Aussi, pour ces motifs, nous vous informons que nous avons décidé de vous licencier.'
Les arrêts maladie répétés et prolongés, fondés à compter du 19 juillet 2016 sur un état
'anxio-dépressif pour stress au travail’ , puis pour 'burn-out’ à compter de septembre 2016,
s’inscrivant dans le prolongement du harcèlement moral subi par l’intéressée, le licenciement qui est
fondé notamment sur ces arrêts maladie en ce qu’ils perturbent l’organisation de l’entreprise et
rendent nécessaire le recrutement d’un remplaçant à titre définitif, est par application des dispositions
de l’article L. 1152-2 du code du travail, nul.
Le jugement sera réformé en conséquence.
III – Sur l’indemnisation du licenciement :
Au jour de la rupture, Mme I-J âgée de 35 ans bénéficiait d’une ancienneté d’un peu plus de cinq
ans au sein de la société Davidson Paris qui employait plus de dix salariés. Elle percevait une
rémunération mensuelle brute de l’ordre de 4 545 euros.
En ce qui concerne l’indemnisation du licenciement nul, Mme I-J justifie avoir bénéficié des
indemnités journalières au titre de l’allocation de retour à l’emploi au taux journalier de 72,46 euros
d’octobre 2017 au mois de septembre 2019 et avoir perçu en 2019 la somme de 15 942 euros au titre
des allocations chômages.
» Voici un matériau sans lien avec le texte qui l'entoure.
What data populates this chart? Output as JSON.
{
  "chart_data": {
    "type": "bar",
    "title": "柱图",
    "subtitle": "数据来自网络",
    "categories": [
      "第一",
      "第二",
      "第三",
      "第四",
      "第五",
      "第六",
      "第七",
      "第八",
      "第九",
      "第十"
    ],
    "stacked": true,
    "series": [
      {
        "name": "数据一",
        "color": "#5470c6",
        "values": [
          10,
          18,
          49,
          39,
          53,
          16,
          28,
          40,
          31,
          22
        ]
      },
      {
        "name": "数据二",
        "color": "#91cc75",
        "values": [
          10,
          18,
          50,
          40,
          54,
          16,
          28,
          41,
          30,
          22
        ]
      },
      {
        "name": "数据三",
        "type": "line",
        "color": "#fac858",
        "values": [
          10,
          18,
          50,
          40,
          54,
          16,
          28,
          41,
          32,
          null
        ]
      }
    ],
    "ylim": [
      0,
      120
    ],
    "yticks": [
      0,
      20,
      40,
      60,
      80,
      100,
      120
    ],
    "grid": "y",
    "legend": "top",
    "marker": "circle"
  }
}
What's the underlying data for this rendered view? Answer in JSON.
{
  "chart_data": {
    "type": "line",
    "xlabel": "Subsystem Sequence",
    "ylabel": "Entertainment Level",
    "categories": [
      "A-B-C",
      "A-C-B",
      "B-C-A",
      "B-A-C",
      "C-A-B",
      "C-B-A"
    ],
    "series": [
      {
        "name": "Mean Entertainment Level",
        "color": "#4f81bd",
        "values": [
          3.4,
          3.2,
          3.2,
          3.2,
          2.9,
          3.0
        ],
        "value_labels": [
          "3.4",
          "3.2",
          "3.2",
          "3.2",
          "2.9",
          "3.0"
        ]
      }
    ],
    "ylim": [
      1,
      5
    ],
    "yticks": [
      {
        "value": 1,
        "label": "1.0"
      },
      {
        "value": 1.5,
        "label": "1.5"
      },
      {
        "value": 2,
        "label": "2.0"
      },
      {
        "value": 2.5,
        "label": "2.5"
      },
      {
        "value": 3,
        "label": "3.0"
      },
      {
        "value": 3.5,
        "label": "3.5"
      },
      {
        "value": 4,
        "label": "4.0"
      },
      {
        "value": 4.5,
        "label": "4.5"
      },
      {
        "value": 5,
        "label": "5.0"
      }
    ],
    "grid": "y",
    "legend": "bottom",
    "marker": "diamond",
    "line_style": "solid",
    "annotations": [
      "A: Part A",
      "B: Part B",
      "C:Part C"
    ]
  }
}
Elle justifie de vaines démarches en vue de retrouver un emploi et avoir
souscrit un emprunt afin de financer une formation qualifiante pour un montant de 16 000 euros.
En l’état de l’ensemble de ces éléments la perte injustifiée de son emploi sera justement indemnisée
par l’allocation de la somme de 40 000 euros à titre d’indemnité pour licenciement nul.
Conformément à l’article 1231-7 du code civil, les créances indemnitaires sont productives d’intérêts
au taux légal à compter de la décision qui les ordonne. La capitalisation des intérêts sera ordonnée en
application de l’article 1343-2 du code civil.
PAR CES MOTIFS
La cour, statuant publiquement, contradictoirement, en matière prud’homale, par mise à disposition
au greffe,
Infirme le jugement en toutes ses dispositions,
Statuant à nouveau et y ajoutant,
Prononce la nullité du licenciement,
Condamne la société Davidson Paris à verser à Mme I-J les sommes suivantes, assorties des
intérêts au taux légal à compter de la présente décision :
— 7 500 euros à titre de dommages et intérêts pour discrimination,
— 7 500 euros à titre de dommages et intérêts pour harcèlement moral et manquement à l’obligation
d’exécuter loyalement le contrat de travail,
— 40 000 euros à titre d’indemnité pour licenciement nul.
— 3 000 euros au titre de l’article 700 du code de procédure civile.
Ordonne la capitalisation de ces intérêts à condition que ces intérêts soient dus au moins pour une
année entière,
Condamne la société Davidson Paris aux entiers dépens.
Prononcé publiquement par mise à disposition de l’arrêt au greffe de la cour, les parties en ayant été
préalablement avisées dans les conditions prévues au deuxième alinéa de l’article 450 du code de
procédure civile.
Signé par Monsieur Thomas LE MONNYER, Président, et par Monsieur TAMPREAU, Greffier,
auquel la minute de la décision a été remise par le magistrat signataire.